Journal Issue: Transition to Adulthood Volume 20 Number 1 Spring 2010
Understanding the New Schedule
Concern about the mismatch between the new realities of coming of age and the social institutions that once successfully supported young people moving toward adulthood gave rise, in 1999, to the MacArthur Network on Adult Transitions and Public Policy. The Network, a team of twelve researchers from diverse social science disciplines, began its work by assessing the demographic, economic, sociological, and psychological evidence on adult transitions to learn what had changed and why. In a series of recent publications, the Network has documented that the changes in the timing, sequencing, and even attainment of adult roles have indeed been substantial and that they are affecting young adults in varying socioeconomic circumstances quite differently.2 Drawing on both quantitative and qualitative data in the initial phase of its work, the Network reported that young adults between the ages of eighteen and thirty-four are employing some familiar and some different strategies than those that their parents and grandparents used to make a successful transition to adult work and family roles. In particular, young adults and their families are much more skeptical about the wisdom of early transitions to work and marriage, even taking into account geographical, religious, and socioeconomic differences. The Network also discovered that gender differences in the timing of adult transitions had virtually disappeared.3 By contrast, differences by social class have, if anything, become more pronounced.
These changes coincided with and were reinforced by a wave of immigration during the 1980s that attracted many young adult immigrants as well as immigrant families to the United States. These immigrants have imported traditional family practices while simultaneously demonstrating a high level of adaptation to American ways. First-generation immigrants often arrive as young adults—the peak age period for immigration. Socialized in their sending society, they enter the United States seeking work and are often cut off from their parents and extended family. They achieve independence very young and are more likely to be in the labor force than native-born Americans of the same age and educational background. Second-generation immigrants—native-born children of immigrants—are more likely to live at home as young adults than are comparable natives, and they achieve higher levels of education than natives of similar socioeconomic backgrounds. As a result they have more extended transitions to adulthood than both their parents and comparable native-born Americans.

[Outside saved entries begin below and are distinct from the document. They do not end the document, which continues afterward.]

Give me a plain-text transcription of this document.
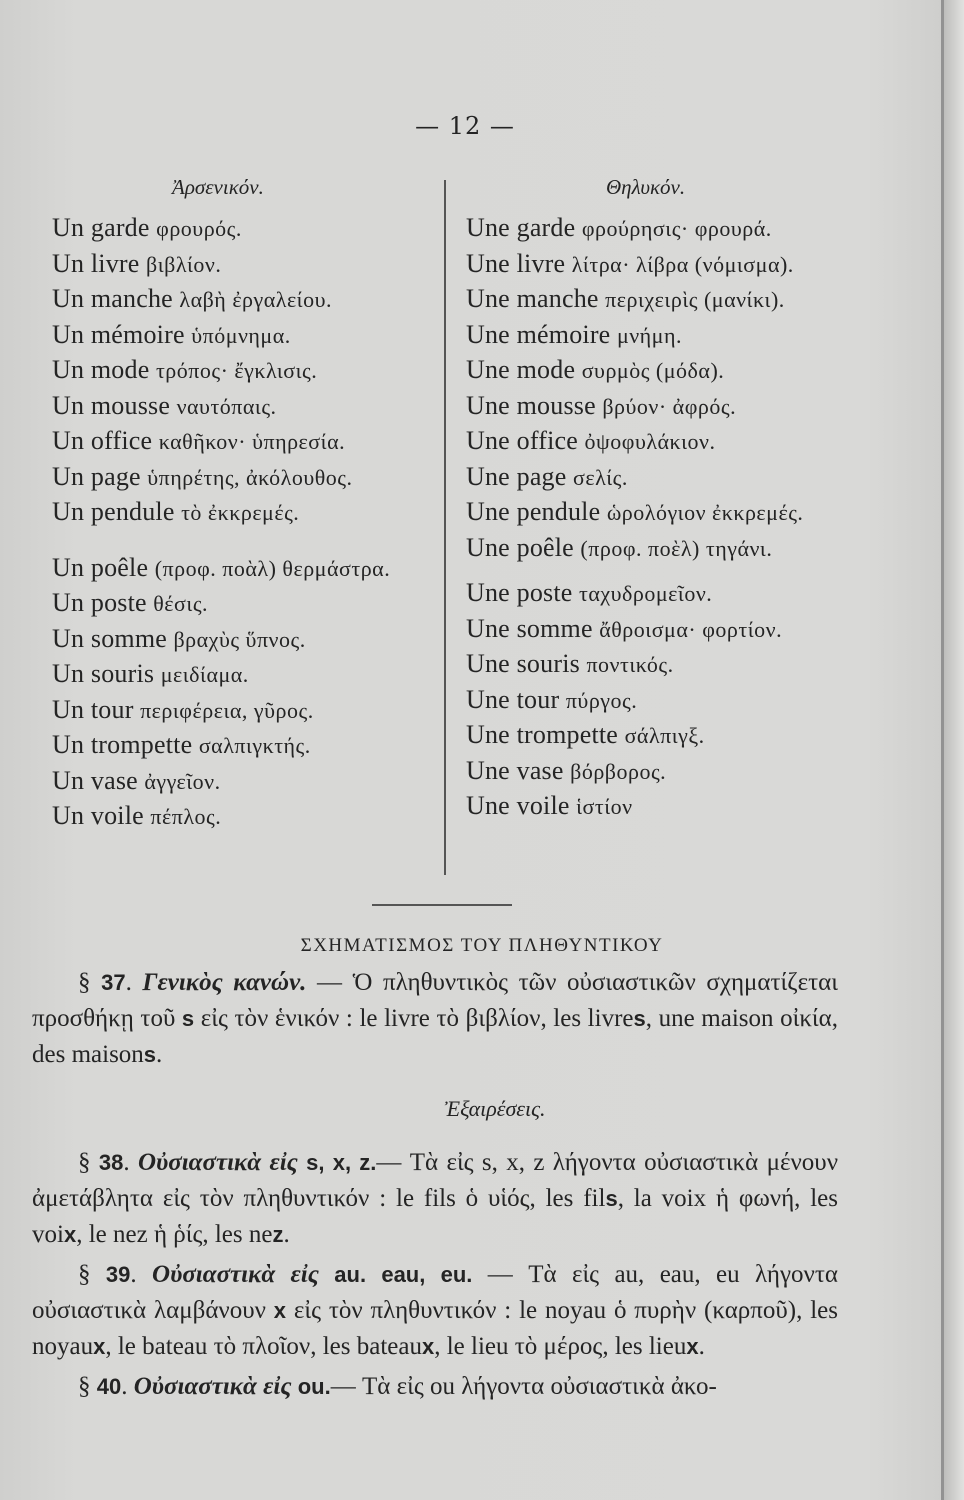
— 12 —
Ἀρσενικόν.
Un garde φρουρός.
Un livre βιβλίον.
Un manche λαβὴ ἐργαλείου.
Un mémoire ὑπόμνημα.
Un mode τρόπος· ἔγκλισις.
Un mousse ναυτόπαις.
Un office καθῆκον· ὑπηρεσία.
Un page ὑπηρέτης, ἀκόλουθος.
Un pendule τὸ ἐκκρεμές.
Un poêle (προφ. ποὰλ) θερμάστρα.
Un poste θέσις.
Un somme βραχὺς ὕπνος.
Un souris μειδίαμα.
Un tour περιφέρεια, γῦρος.
Un trompette σαλπιγκτής.
Un vase ἀγγεῖον.
Un voile πέπλος.
Θηλυκόν.
Une garde φρούρησις· φρουρά.
Une livre λίτρα· λίβρα (νόμισμα).
Une manche περιχειρὶς (μανίκι).
Une mémoire μνήμη.
Une mode συρμὸς (μόδα).
Une mousse βρύον· ἀφρός.
Une office ὀψοφυλάκιον.
Une page σελίς.
Une pendule ὡρολόγιον ἐκκρεμές.
Une poêle (προφ. ποὲλ) τηγάνι.
Une poste ταχυδρομεῖον.
Une somme ἄθροισμα· φορτίον.
Une souris ποντικός.
Une tour πύργος.
Une trompette σάλπιγξ.
Une vase βόρβορος.
Une voile ἱστίον
ΣΧΗΜΑΤΙΣΜΟΣ ΤΟΥ ΠΛΗΘΥΝΤΙΚΟΥ

§ 37. Γενικὸς κανών. — Ὁ πληθυντικὸς τῶν οὐσιαστικῶν σχηματίζεται προσθήκῃ τοῦ s εἰς τὸν ἑνικόν : le livre τὸ βιβλίον, les livres, une maison οἰκία, des maisons.

Ἐξαιρέσεις.

§ 38. Οὐσιαστικὰ εἰς s, x, z.— Τὰ εἰς s, x, z λήγοντα οὐσιαστικὰ μένουν ἀμετάβλητα εἰς τὸν πληθυντικόν : le fils ὁ υἱός, les fils, la voix ἡ φωνή, les voix, le nez ἡ ῥίς, les nez.

§ 39. Οὐσιαστικὰ εἰς au. eau, eu. — Τὰ εἰς au, eau, eu λήγοντα οὐσιαστικὰ λαμβάνουν x εἰς τὸν πληθυντικόν : le noyau ὁ πυρὴν (καρποῦ), les noyaux, le bateau τὸ πλοῖον, les bateaux, le lieu τὸ μέρος, les lieux.

§ 40. Οὐσιαστικὰ εἰς ou.— Τὰ εἰς ou λήγοντα οὐσιαστικὰ ἀκο-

Network researchers then turned to the challenging task of examining some of the institutions that house and serve young adults—the family, higher education, the workplace, the community, and, for a group of especially vulnerable youth, the juvenile justice, foster care, and related systems. The aim of the second phase of the research program was to assess the ability of each of these institutions to support young adults in their quest for economic independence, intimacy, and civic responsibility—goals widely shared among both young adults and their parents. This volume of The Future of Children provides a summary of research findings to date and suggests policy steps that could make these institutions more effective.